Notably, the Australia-Japan quasi-alliance has been strengthened by the outbreak of the 2022 Ukraine crisis. Both Japan and Australia have firmly opposed Russia’s invasion of Ukraine on February 24, 2022. In the face of the illegal use of force by Russia, both Tokyo and Canberra immediately slapped economic sanctions on Russia. The adverse impact of the Russia-Ukraine War on the energy markets of Japan and Australia has been reported, yet the Australia-Japan quasi-alliance decided to impose additional sanctions against Russian entities. The prolonged conflict between Ukraine and Russia has negatively influenced Japan’s energy security as shortage of oil and gas, but it has been observed that Australia could provide more liquified natural gas (LNG) with Japan in place of Russia.
Alongside its defense ties with Australia, Japan has a full-fledged treaty alliance with the United States. Some Japanese specialists, especially Akimoto Chiaki, director of the Royal United Services Institute (RUSI) Japan, have also insisted on the strategic significance of a new type of the Japan-U.K. alliance. The existence of the Japan-U.S. military alliance, the Australia-Japan quasi-alliance, and the possible new type Anglo-Japanese alliance have made security analysts and strategists consider the possibility of Japan’s entry into the Australia-United Kingdom-United States (AUKUS) trilateral security alignment, forming so-called “JAUKUS.” Washington and Tokyo, however, have both denied that Japan was invited to join the defense arrangement.

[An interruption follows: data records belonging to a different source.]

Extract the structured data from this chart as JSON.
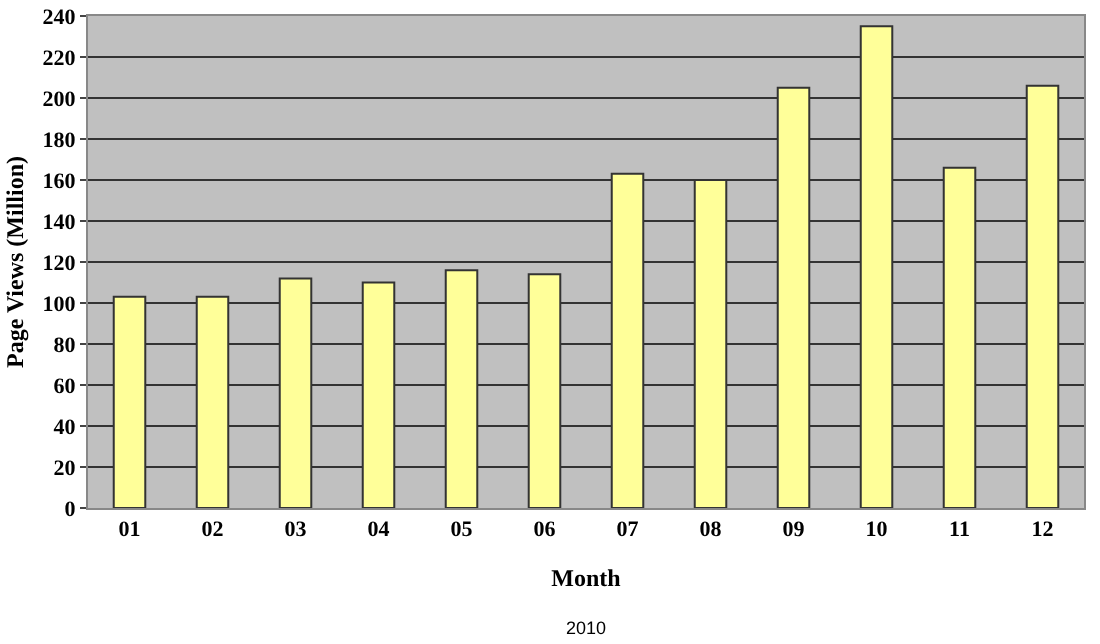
{
  "chart_data": {
    "type": "bar",
    "categories": [
      "01",
      "02",
      "03",
      "04",
      "05",
      "06",
      "07",
      "08",
      "09",
      "10",
      "11",
      "12"
    ],
    "values": [
      103,
      103,
      112,
      110,
      116,
      114,
      163,
      160,
      205,
      235,
      166,
      206
    ],
    "color": "#ffff99",
    "xlabel": "Month",
    "ylabel": "Page Views (Million)",
    "annotations": [
      "2010"
    ],
    "ylim": [
      0,
      240
    ],
    "yticks": [
      0,
      20,
      40,
      60,
      80,
      100,
      120,
      140,
      160,
      180,
      200,
      220,
      240
    ],
    "grid": "y",
    "legend": false
  }
}
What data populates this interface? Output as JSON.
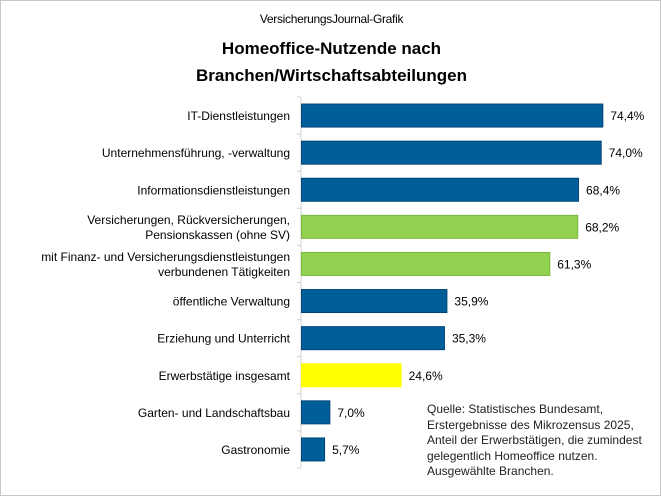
{
  "header": {
    "source_label": "VersicherungsJournal-Grafik",
    "title": "Homeoffice-Nutzende  nach\nBranchen/Wirtschaftsabteilungen"
  },
  "note": "Quelle: Statistisches Bundesamt, Erstergebnisse des Mikrozensus 2025, Anteil der Erwerbstätigen, die zumindest gelegentlich Homeoffice nutzen. Ausgewählte Branchen.",
  "chart_data": {
    "type": "bar",
    "orientation": "horizontal",
    "title": "Homeoffice-Nutzende nach Branchen/Wirtschaftsabteilungen",
    "categories": [
      "IT-Dienstleistungen",
      "Unternehmensführung, -verwaltung",
      "Informationsdienstleistungen",
      "Versicherungen, Rückversicherungen,\nPensionskassen (ohne SV)",
      "mit Finanz- und Versicherungsdienstleistungen\nverbundenen Tätigkeiten",
      "öffentliche Verwaltung",
      "Erziehung und Unterricht",
      "Erwerbstätige insgesamt",
      "Garten- und Landschaftsbau",
      "Gastronomie"
    ],
    "values": [
      74.4,
      74.0,
      68.4,
      68.2,
      61.3,
      35.9,
      35.3,
      24.6,
      7.0,
      5.7
    ],
    "data_labels": [
      "74,4%",
      "74,0%",
      "68,4%",
      "68,2%",
      "61,3%",
      "35,9%",
      "35,3%",
      "24,6%",
      "7,0%",
      "5,7%"
    ],
    "bar_colors": [
      "#005f99",
      "#005f99",
      "#005f99",
      "#92d050",
      "#92d050",
      "#005f99",
      "#005f99",
      "#ffff00",
      "#005f99",
      "#005f99"
    ],
    "xlim": [
      0,
      80
    ],
    "grid": false,
    "legend": "none"
  }
}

The Australia-Japan quasi-alliance has been gradually developed, mutually recognized, and recently activated. Now it could possibly evolve into a new multilateral security alignment in the Indo-Pacific era. The JAUKUS option might sound unrealistic given Japan’s constitutional limitations and the lack of formal military forces. After all, these same factors hampered the possibility of “JANZUS,” an idea for multilateral defense cooperation between Japan, Australia, New Zealand, and the United States during the Cold War era. Having stated that, the international security environment and Japan’s security strategy have been considerably transformed in the post-Cold War world, and the 2015 Peace and Security Legislation legalizes exercise of the right to collective self-defense to protect a foreign country that is in a close relationship with Japan, including Australia, the United Kingdom, and the United States, in the event of a survival threatening situation.
Regardless of the feasibility of a formal bilateral defense pact or the JAUKUS option, the Japan-Australia quasi-alliance should be reliable and functional in the event of a variety of emergencies and will play its role for the maintenance of international peace and security.